Перестав следить за рассказом Коллинза, я мысленно перенесся назад к Четвертому июля, когда я купил свой первый пакетик бенгальских огней, а вместе с ним и длинные ломкие куски трута, который тлеет красным огнем, если на него подуть; его запах въедается в пальцы на много дней и заставляет думать о странных вещах. Четвертого июля в Америке все улицы усыпаны ярко-красными бумажками с черными и золотыми рисунками, везде – маленькие петарды для фейерверка с такими удивительными внутренностями; сколько их тут, и все связаны вместе своими тонкими, плоскими, короткими кишочками-струнами цвета человеческих мозгов. Целый месяц в воздухе стоит запах пороха и трута, и повсюду – золотая пыльца от красных оберток, прилипающая к пальцам. Ты не думаешь о Китае, но он с тобой – на кончиках пальцев и в ноздрях, которые он щекочет.
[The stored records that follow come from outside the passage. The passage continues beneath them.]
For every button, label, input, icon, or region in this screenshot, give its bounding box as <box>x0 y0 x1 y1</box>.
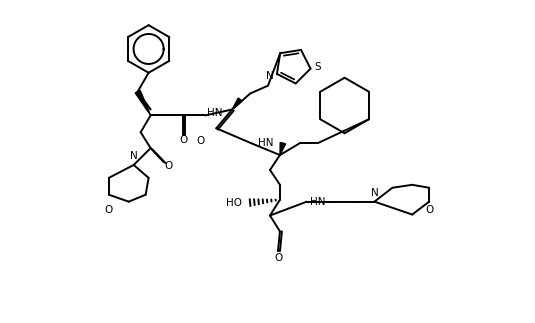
Text: O: O <box>164 161 173 171</box>
Text: O: O <box>275 253 283 263</box>
Text: O: O <box>196 136 204 146</box>
Text: N: N <box>371 188 378 198</box>
Text: N: N <box>130 151 137 161</box>
Text: O: O <box>179 135 188 145</box>
Text: O: O <box>105 205 113 214</box>
Text: HN: HN <box>258 138 273 148</box>
Text: N: N <box>266 71 274 81</box>
Text: O: O <box>425 205 433 214</box>
Polygon shape <box>232 98 242 109</box>
Text: HN: HN <box>310 197 325 207</box>
Text: S: S <box>314 62 321 72</box>
Polygon shape <box>135 90 151 115</box>
Text: HO: HO <box>226 198 242 208</box>
Text: HN: HN <box>208 109 223 119</box>
Polygon shape <box>280 142 286 155</box>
И потом, много дней спустя, когда ты уже забыл запах фейерверка, ты внезапно просыпаешься, потому что золотая пыльца душит тебя и в ноздрях – едкий запах горящего трута, и ты вспоминаешь ярко-красные бумажки с чувством тоски по стране и народу, которых ты никогда не видел, но которые – в твоей крови, которые вошли туда каким-то таинственным образом, как чувство времени и пространства, как какое-то неуловимое, но постоянное впечатление, к которому ты возвращаешься все чаще по мере того, как стареешь; ты стараешься охватить это умом, но безуспешно, потому что во всем китайском – мудрость и тайна, и ты не можешь коснуться их руками или понять разумом, они должны прилипнуть к тебе, остаться на кончиках пальцев и медленно проникать в вены.
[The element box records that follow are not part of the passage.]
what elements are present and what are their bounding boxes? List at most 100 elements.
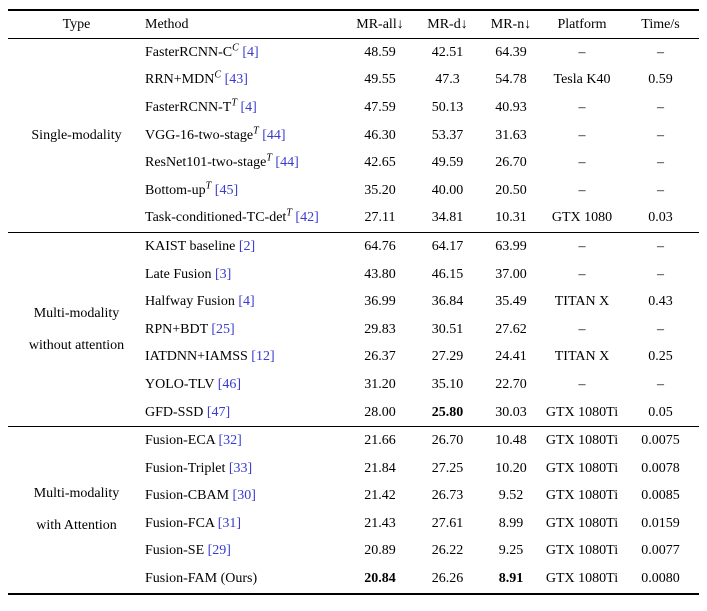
- type-group-label: Single-modality: [8, 39, 145, 233]
- method-superscript: T: [253, 124, 259, 136]
- citation-link[interactable]: [42]: [291, 210, 319, 226]
- table-row: Fusion-SE [29] 20.89 26.22 9.25 GTX 1080Ti 0.…: [8, 538, 699, 566]
- citation-link[interactable]: [4]: [236, 99, 257, 115]
- mr-n-value: 8.99: [498, 515, 524, 531]
- method-text: Fusion-SE: [145, 543, 205, 559]
- mr-n-value: 20.50: [495, 182, 527, 198]
- citation-link[interactable]: [3]: [211, 266, 232, 282]
- table-row: RPN+BDT [25] 29.83 30.51 27.62 – –: [8, 316, 699, 344]
- platform-value: –: [578, 44, 586, 60]
- time-value: 0.0078: [641, 460, 680, 476]
- method-text: RRN+MDN: [145, 72, 215, 88]
- time-value: 0.05: [648, 404, 673, 420]
- type-group-label: Multi-modality with Attention: [8, 427, 145, 594]
- citation-link[interactable]: [46]: [214, 376, 242, 392]
- citation-link[interactable]: [44]: [271, 155, 299, 171]
- mr-all-value: 21.66: [364, 433, 396, 449]
- platform-value: TITAN X: [554, 294, 610, 310]
- platform-value: –: [578, 182, 586, 198]
- method-text: VGG-16-two-stage: [145, 127, 254, 143]
- mr-all-value: 21.84: [364, 460, 396, 476]
- table-header: Type Method MR-all↓ MR-d↓ MR-n↓ Platform…: [8, 10, 699, 39]
- mr-d-value: 26.73: [431, 488, 464, 504]
- mr-all-value: 31.20: [364, 376, 396, 392]
- mr-n-value: 24.41: [495, 349, 527, 365]
- method-text: YOLO-TLV: [145, 376, 215, 392]
- citation-link[interactable]: [29]: [204, 543, 231, 559]
- mr-n-value: 64.39: [495, 44, 527, 60]
- mr-d-value: 26.26: [431, 571, 464, 587]
- type-label-line: Single-modality: [31, 127, 122, 143]
- method-name: ResNet101-two-stageT [44]: [145, 149, 345, 177]
- method-superscript: T: [231, 97, 237, 109]
- mr-n-value: 9.25: [498, 543, 524, 559]
- platform-value: GTX 1080Ti: [545, 543, 619, 559]
- method-superscript: T: [286, 207, 292, 219]
- mr-n-value: 10.48: [495, 433, 527, 449]
- method-text: KAIST baseline: [145, 238, 236, 254]
- method-text: GFD-SSD: [145, 404, 204, 420]
- citation-link[interactable]: [31]: [214, 515, 242, 531]
- citation-link[interactable]: [47]: [203, 404, 231, 420]
- method-name: Fusion-CBAM [30]: [145, 483, 345, 511]
- citation-link[interactable]: [4]: [238, 44, 259, 60]
- table-row: IATDNN+IAMSS [12] 26.37 27.29 24.41 TITAN X 0…: [8, 344, 699, 372]
- method-text: FasterRCNN-T: [145, 99, 232, 115]
- citation-link[interactable]: [45]: [211, 182, 239, 198]
- table-row: GFD-SSD [47] 28.00 25.80 30.03 GTX 1080Ti 0.0…: [8, 399, 699, 427]
- platform-value: GTX 1080Ti: [545, 571, 619, 587]
- mr-n-value: 35.49: [495, 294, 527, 310]
- method-name: FasterRCNN-TT [4]: [145, 94, 345, 122]
- method-text: Fusion-ECA: [145, 433, 216, 449]
- mr-d-value: 42.51: [431, 44, 464, 60]
- mr-n-value: 10.31: [495, 210, 527, 226]
- table-section: Multi-modality with Attention Fusion-ECA […: [8, 426, 699, 594]
- type-label-line: with Attention: [36, 518, 117, 534]
- time-value: 0.59: [648, 72, 673, 88]
- citation-link[interactable]: [44]: [258, 127, 286, 143]
- type-group-label: Multi-modality without attention: [8, 233, 145, 427]
- method-name: Bottom-upT [45]: [145, 177, 345, 205]
- mr-all-value: 47.59: [364, 99, 396, 115]
- mr-d-value: 47.3: [435, 72, 460, 88]
- mr-all-value: 28.00: [364, 404, 396, 420]
- citation-link[interactable]: [43]: [221, 72, 248, 88]
- method-name: GFD-SSD [47]: [145, 399, 345, 427]
- mr-d-value: 49.59: [431, 155, 464, 171]
- time-value: –: [657, 127, 664, 143]
- mr-d-value: 27.61: [431, 515, 464, 531]
- table-section: Multi-modality without attention KAIST bas…: [8, 232, 699, 427]
- citation-link[interactable]: [33]: [225, 460, 253, 476]
- method-name: Fusion-FCA [31]: [145, 510, 345, 538]
- mr-n-value: 40.93: [495, 99, 527, 115]
- header-method: Method: [145, 16, 189, 32]
- citation-link[interactable]: [32]: [215, 433, 242, 449]
- platform-value: GTX 1080Ti: [545, 460, 619, 476]
- mr-d-value: 40.00: [431, 182, 464, 198]
- citation-link[interactable]: [4]: [234, 294, 255, 310]
- citation-link[interactable]: [12]: [247, 349, 275, 365]
- citation-link[interactable]: [2]: [235, 238, 256, 254]
- header-type: Type: [62, 16, 91, 32]
- header-mr-d: MR-d↓: [427, 16, 468, 32]
- mr-n-value: 63.99: [495, 238, 527, 254]
- mr-d-value: 30.51: [431, 321, 464, 337]
- citation-link[interactable]: [30]: [229, 488, 256, 504]
- mr-d-value: 53.37: [431, 127, 464, 143]
- mr-all-value: 46.30: [364, 127, 396, 143]
- platform-value: –: [578, 266, 586, 282]
- platform-value: GTX 1080Ti: [545, 433, 619, 449]
- mr-d-value: 50.13: [431, 99, 464, 115]
- table-row: Fusion-CBAM [30] 21.42 26.73 9.52 GTX 1080Ti…: [8, 483, 699, 511]
- time-value: 0.0075: [641, 433, 680, 449]
- citation-link[interactable]: [25]: [207, 321, 235, 337]
- table-row: Task-conditioned-TC-detT [42] 27.11 34.81 1…: [8, 205, 699, 233]
- results-table: Type Method MR-all↓ MR-d↓ MR-n↓ Platform…: [8, 9, 699, 595]
- platform-value: GTX 1080Ti: [545, 488, 619, 504]
- method-text: IATDNN+IAMSS: [145, 349, 248, 365]
- table-row: Late Fusion [3] 43.80 46.15 37.00 – –: [8, 261, 699, 289]
- platform-value: GTX 1080: [551, 210, 613, 226]
- method-name: Fusion-SE [29]: [145, 538, 345, 566]
- method-name: Late Fusion [3]: [145, 261, 345, 289]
Несколько недель спустя, получив настойчивое приглашение от Коллинза, который только что вернулся в Гавр, мы с Филмором сели на утренний поезд, чтобы провести выходные дни с нашим другом. Впервые я покидал Париж. Мы были в чудном настроении и всю дорогу пили анжуйское. Коллинз дал нам адрес «Бара Джимми», где мы должны были с ним встретиться, – его, по словам Коллинза, знает в Гавре каждая собака.
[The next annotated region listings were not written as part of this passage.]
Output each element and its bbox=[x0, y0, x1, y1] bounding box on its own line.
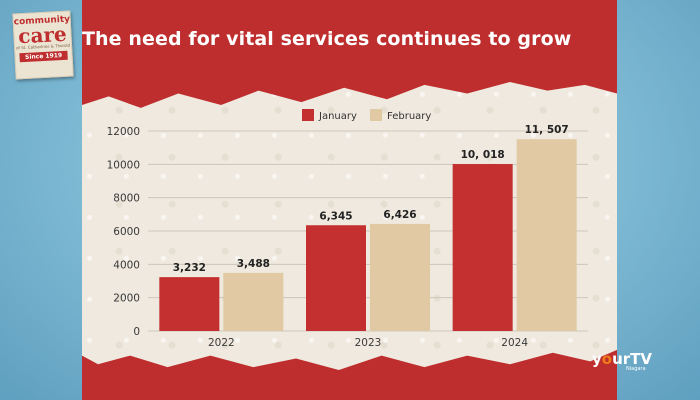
yourtv-watermark: yourTV Niagara bbox=[592, 350, 662, 372]
watermark-y: y bbox=[592, 350, 602, 368]
bar-february-2022 bbox=[223, 272, 284, 331]
data-label-january-2022: 3,232 bbox=[173, 262, 206, 274]
legend-swatch-february bbox=[370, 109, 382, 121]
y-tick-label-10000: 10000 bbox=[107, 159, 140, 171]
chart-title: The need for vital services continues to… bbox=[82, 28, 572, 50]
bar-february-2023 bbox=[370, 223, 430, 331]
data-label-february-2023: 6,426 bbox=[383, 209, 416, 221]
data-label-january-2024: 10, 018 bbox=[461, 149, 505, 161]
watermark-name: urTV bbox=[612, 350, 653, 368]
data-label-february-2022: 3,488 bbox=[237, 258, 270, 270]
bar-january-2022 bbox=[159, 277, 220, 331]
x-tick-label-2022: 2022 bbox=[208, 337, 235, 349]
logo-line-since: Since 1919 bbox=[19, 50, 68, 63]
x-tick-label-2023: 2023 bbox=[355, 337, 382, 349]
x-tick-label-2024: 2024 bbox=[501, 337, 528, 349]
y-tick-label-6000: 6000 bbox=[113, 226, 140, 238]
y-tick-label-4000: 4000 bbox=[113, 259, 140, 271]
watermark-sub: Niagara bbox=[626, 366, 646, 372]
legend-label-february: February bbox=[387, 111, 431, 122]
y-tick-label-8000: 8000 bbox=[113, 193, 140, 205]
y-tick-label-0: 0 bbox=[133, 326, 140, 338]
legend-swatch-january bbox=[302, 109, 314, 121]
bar-chart: 0 2000 4000 6000 8000 10000 12000 3,232 3,488 202… bbox=[107, 109, 588, 349]
y-tick-label-2000: 2000 bbox=[113, 293, 140, 305]
y-tick-label-12000: 12000 bbox=[107, 126, 140, 138]
data-label-february-2024: 11, 507 bbox=[525, 124, 569, 136]
bar-february-2024 bbox=[516, 139, 577, 331]
data-label-january-2023: 6,345 bbox=[319, 210, 352, 222]
bar-january-2023 bbox=[306, 225, 366, 331]
bar-january-2024 bbox=[452, 164, 513, 331]
legend-label-january: January bbox=[318, 111, 357, 122]
watermark-o: o bbox=[601, 350, 613, 368]
community-care-logo: community care of St. Catharines & Thoro… bbox=[12, 10, 74, 80]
На вокзале мы влезли в открытый экипаж и отправились к месту встречи бодрой рысцой. У нас еще осталось полбутылки анжуйского, и мы допивали его по дороге. Гавр – веселый солнечный город, бодрящий воздух пропитан крепким соленым запахом, который заставил меня вспомнить о Нью-Йорке чуть ли не с ностальгической грустью. Везде мачты и корпуса судов, яркие флаги, большие открытые площади, кафе с высокими потолками – такие кафе можно встретить только в провинции. Все это было замечательно, и казалось, знаменитый порт встречает нас с распростертыми объятиями.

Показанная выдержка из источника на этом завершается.